Journal cover Journal topic
Hydrology and Earth System Sciences An interactive open-access journal of the European Geosciences Union
Hydrol. Earth Syst. Sci., 21, 3557-3577, 2017
https://doi.org/10.5194/hess-21-3557-2017
© Author(s) 2017. This work is distributed under
the Creative Commons Attribution 3.0 License.
Research article
14 Jul 2017
Incorporating remote sensing-based ET estimates into the Community Land Model version 4.5
Dagang Wang1,2,3,4, Guiling Wang4, Dana T. Parr4, Weilin Liao1,2, Youlong Xia5, and Congsheng Fu4 1School of Geography and Planning, Sun Yat-sen University, Guangzhou, P.R. China
2Guangdong Key Laboratory for Urbanization and Geo-simulation, Sun Yat-sen University, Guangzhou, P.R. China
3Key Laboratory of Water Cycle and Water Security in Southern China of Guangdong High Education Institute, Sun Yat-sen University, Guangzhou, P.R. China
4Department of Civil and Environmental Engineering, University of Connecticut, Storrs, USA
5National Centers for Environmental Prediction/Environmental Modeling Center, and I. M. System Group at NCEP/EMC, College Park, Maryland, USA
Abstract. Land surface models bear substantial biases in simulating surface water and energy budgets despite the continuous development and improvement of model parameterizations. To reduce model biases, Parr et al. (2015) proposed a method incorporating satellite-based evapotranspiration (ET) products into land surface models. Here we apply this bias correction method to the Community Land Model version 4.5 (CLM4.5) and test its performance over the conterminous US (CONUS).
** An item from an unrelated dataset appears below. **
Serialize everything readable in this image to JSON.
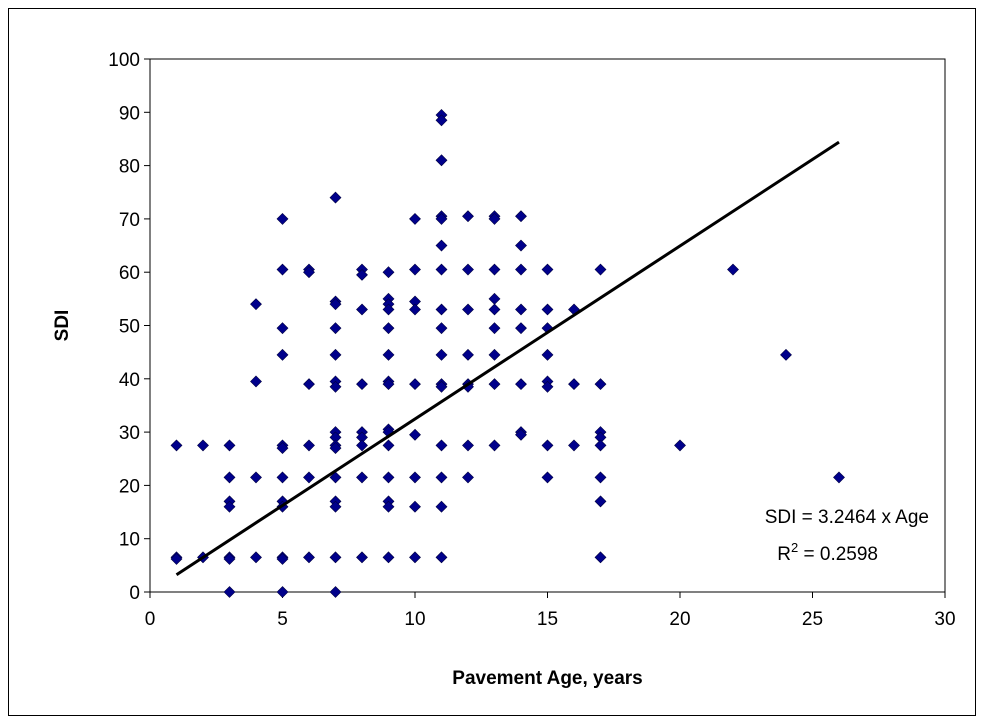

We first calibrate a relationship between the observational ET from the Global Land Evaporation Amsterdam Model (GLEAM) product and the model ET from CLM4.5, and assume that this relationship holds beyond the calibration period. During the validation or application period, a simulation using the default CLM4.5 (CLM) is conducted first, and its output is combined with the calibrated observational-vs.-model ET relationship to derive a corrected ET; an experiment (CLMET) is then conducted in which the model-generated ET is overwritten with the corrected ET. Using the observations of ET, runoff, and soil moisture content as benchmarks, we demonstrate that CLMET greatly improves the hydrological simulations over most of the CONUS, and the improvement is stronger in the eastern CONUS than the western CONUS and is strongest over the Southeast CONUS. For any specific region, the degree of the improvement depends on whether the relationship between observational and model ET remains time-invariant (a fundamental hypothesis of the Parr et al. (2015) method) and whether water is the limiting factor in places where ET is underestimated. While the bias correction method improves hydrological estimates without improving the physical parameterization of land surface models, results from this study do provide guidance for physically based model development effort.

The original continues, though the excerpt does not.